Así que mejor no me preguntes cómo llegar. De todas formas, creo que sería incapaz de indicarte. Y casi lo prefiero, así tengo menos peso sobre mis hombros.

Fue un largo camino en coche, de casi una hora, adentrándonos por las venas pseudo asfaltadas de las montañas que flaquean el Byron Shire. Tras cinco intersecciones de carretera por un bosque tropical, no hay manera de memorizar la pista. Y mira que yo soy una copiloto atenta. Pero …forget about it.

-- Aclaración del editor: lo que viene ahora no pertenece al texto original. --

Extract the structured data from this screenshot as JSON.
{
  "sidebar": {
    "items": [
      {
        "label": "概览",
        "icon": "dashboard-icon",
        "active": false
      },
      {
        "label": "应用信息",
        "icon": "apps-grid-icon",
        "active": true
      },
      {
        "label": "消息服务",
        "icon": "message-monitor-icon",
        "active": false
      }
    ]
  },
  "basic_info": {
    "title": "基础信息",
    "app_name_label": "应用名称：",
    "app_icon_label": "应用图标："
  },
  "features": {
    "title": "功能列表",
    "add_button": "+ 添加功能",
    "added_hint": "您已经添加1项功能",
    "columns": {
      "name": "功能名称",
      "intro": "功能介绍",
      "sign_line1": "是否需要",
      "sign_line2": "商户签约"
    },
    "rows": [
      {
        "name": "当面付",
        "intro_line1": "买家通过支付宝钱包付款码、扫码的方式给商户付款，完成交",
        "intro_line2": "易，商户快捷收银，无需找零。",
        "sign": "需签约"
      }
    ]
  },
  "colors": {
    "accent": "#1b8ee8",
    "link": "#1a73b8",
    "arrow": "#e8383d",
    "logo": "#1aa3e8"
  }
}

Estas montañas están repletas de arroyos (creeks), que crean pequeñas o grandes cataratas en su descenso fluvial. Ha sido una pacífica tarde de desconexión, agua fresca y algo de lluvia (por supuesto, que todo esto hay que mantenerlo verde de alguna forma).

Cuándo estaba allí, caminando entre rocas, hojas y raíces resbaladizas, extremadamente lenta y torpe, soltando interjecciones de treinteñera desfasada, pensé: qué perfecto caos es la naturaleza. Aunque ella sabía que yo no estaba mi territorio, que soy más de asfalto, de cerveza y de caos circulatorio, me ha aceptado tal y como soy con los abrazos abiertos. Y me ha regalado un par de horas esta música.